Another member of the panel, Justice Peter Moulton, said, “The immense penalty in this case is troubling. “How do you tether the amount that was assessed by [Engoron] to the harm that was caused here, where the parties left these transactions happy?” At another point, Moulton said, “There has to be some limitation in what the attorney general can do in interfering in these private transactions … where people don’t claim harm.”

Finally, yet another judge, Justice John Higgitt, suggested that even if there was a conflict of some sort between Trump and his lenders, “What’s being described sounds an awful lot like a potential commercial dispute by private actors.” Higgitt also wondered whether there should be any legal “guardrails” to keep James from “going into an area that wasn’t intended for her jurisdiction.”
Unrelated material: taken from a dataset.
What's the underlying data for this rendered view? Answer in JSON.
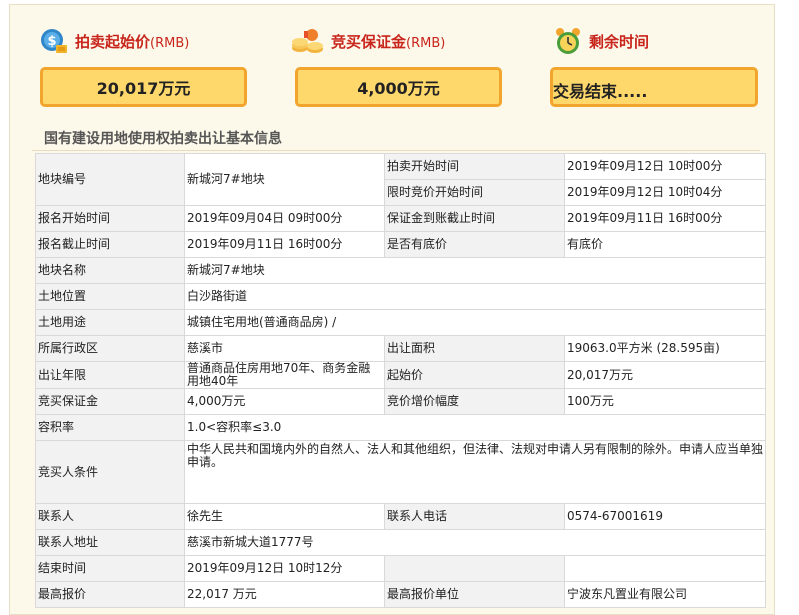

That was a lot of skepticism, and it does not bode well for James. But it should be noted that judges ask a lot of questions of both sides, and it might be that some or all of them uphold James’s lawsuit. The court can choose to affirm the whole thing or reduce the penalty or throw it all out. 

But there’s no doubt the appeals court argument was a good day for Trump. The James lawsuit was squarely aimed at destroying Trump’s business empire. Even with all of her anti-Trump animus, James couldn’t figure out how to charge Trump with a crime, so she settled for trying to bankrupt him. She found a willing judge to make it happen. Now, we’ll see if the damage they did survives judicial scrutiny.